Cette remise en question de l’ordre réalisée par des personnes du peuple, récurrentes chez le cinéaste, se sent beaucoup plus fortement encore dans Moi, Pierre Rivière, ayant égorgé ma mère, ma sœur et mon frère. (13) Ce film, comme Les Camisards, (14) correspond à un intérêt pour la vie rurale chez Allio, qui s’oppose à la ville vue à travers L’Une et l’Autre (15), Pierre et Paul (16), Rude journée pour la reine ou La vieille dame indigne. La campagne offre au réalisateur un cadre « sauvage » où toutes les conceptions libératrices de base tournent, soit au crime comme dans Moi, Pierre Rivière, ayant égorgé ma mère, ma sœur et mon frère, soit à la guerre dans Les Camisards. Pierre Rivière, jeune homme sensible, intelligent et autodidacte, ne supporte pas les malheurs qu’endure son père, à cause de sa mère exploiteuse, et décide de mettre fin à cette situation. La Loi se révélant en faveur de la mère à chaque nouveau conflit entre les deux parties, cette dernière déployant une mauvaise foi toujours réitérée, Rivière passe au-dessus de l’autorité de la justice et finit par commettre un parricide. Michel Foucault résume la position du jeune homme en ces termes.

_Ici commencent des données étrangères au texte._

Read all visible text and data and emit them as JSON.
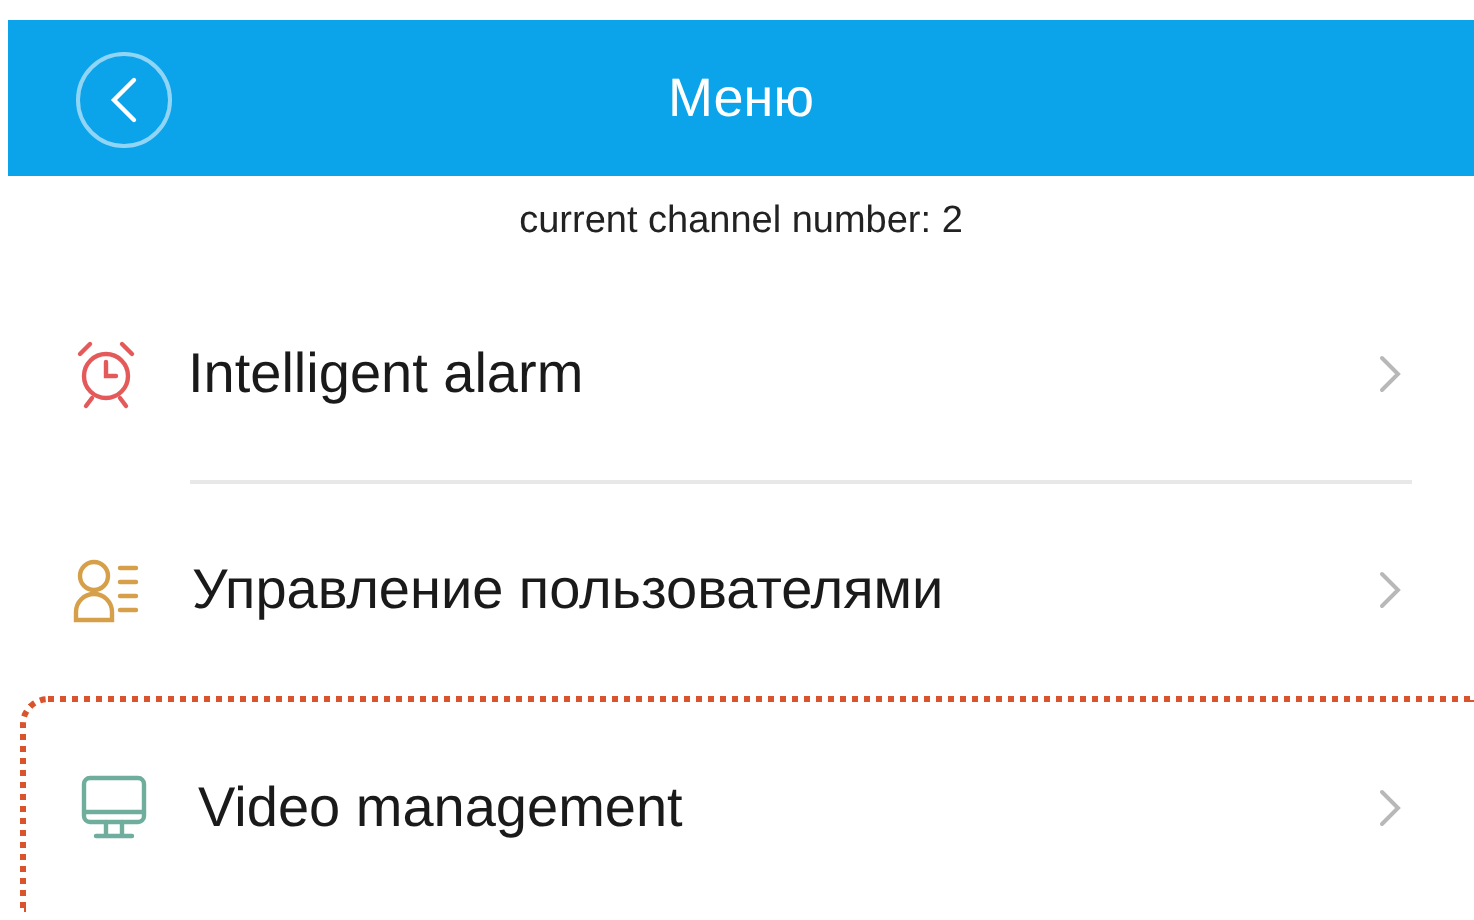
{
  "header": {
    "title": "Меню"
  },
  "subtitle": "current channel number: 2",
  "items": [
    {
      "label": "Intelligent alarm",
      "kind": "alarm",
      "highlighted": false
    },
    {
      "label": "Управление пользователями",
      "kind": "users",
      "highlighted": false
    },
    {
      "label": "Video management",
      "kind": "monitor",
      "highlighted": true
    }
  ]
}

"Tout le drame de Rivière, c’est un drame du Droit, un drame du Code, de la Loi, c’est toujours à l’intérieur de cette tragédie là que se meut le monde paysan. "(17)

Irrésolu par la société bourgeoise de l’époque, et, toujours insoluble selon Michel Foucault en 1976 - les magistrats et les médecins ne pouvant le classer dans aucune catégorie précise - le cas de Rivière intéressa certainement Allio par « ce trop de savoir, ce trop de violence et d’imagination » (18) vivant au sein de cet individu. Foucault et Allio démontrent, dans la description des actes et des raisonnements de Rivière, le désengagement évident des autorités, l’incapacité de ces dernières à résoudre un problème simple, et finalement, expriment indirectement, uniquement par les faits, la responsabilité et les failles d’un système politique. En opposition à la révolte solitaire de Moi, Pierre Rivière …, Les Camisards semble être un des seuls films de René Allio qui développe l’idée de révolution et d’action collective. Mais là encore, il s’agit d’une démarche « sauvage », difficilement contrôlable, et qui sort des cadres communs. Cette « reconstitution » historique s’attache aussi à l’organisation interne des Camisards, à l’aspect libertaire de certaines de leurs pratiques.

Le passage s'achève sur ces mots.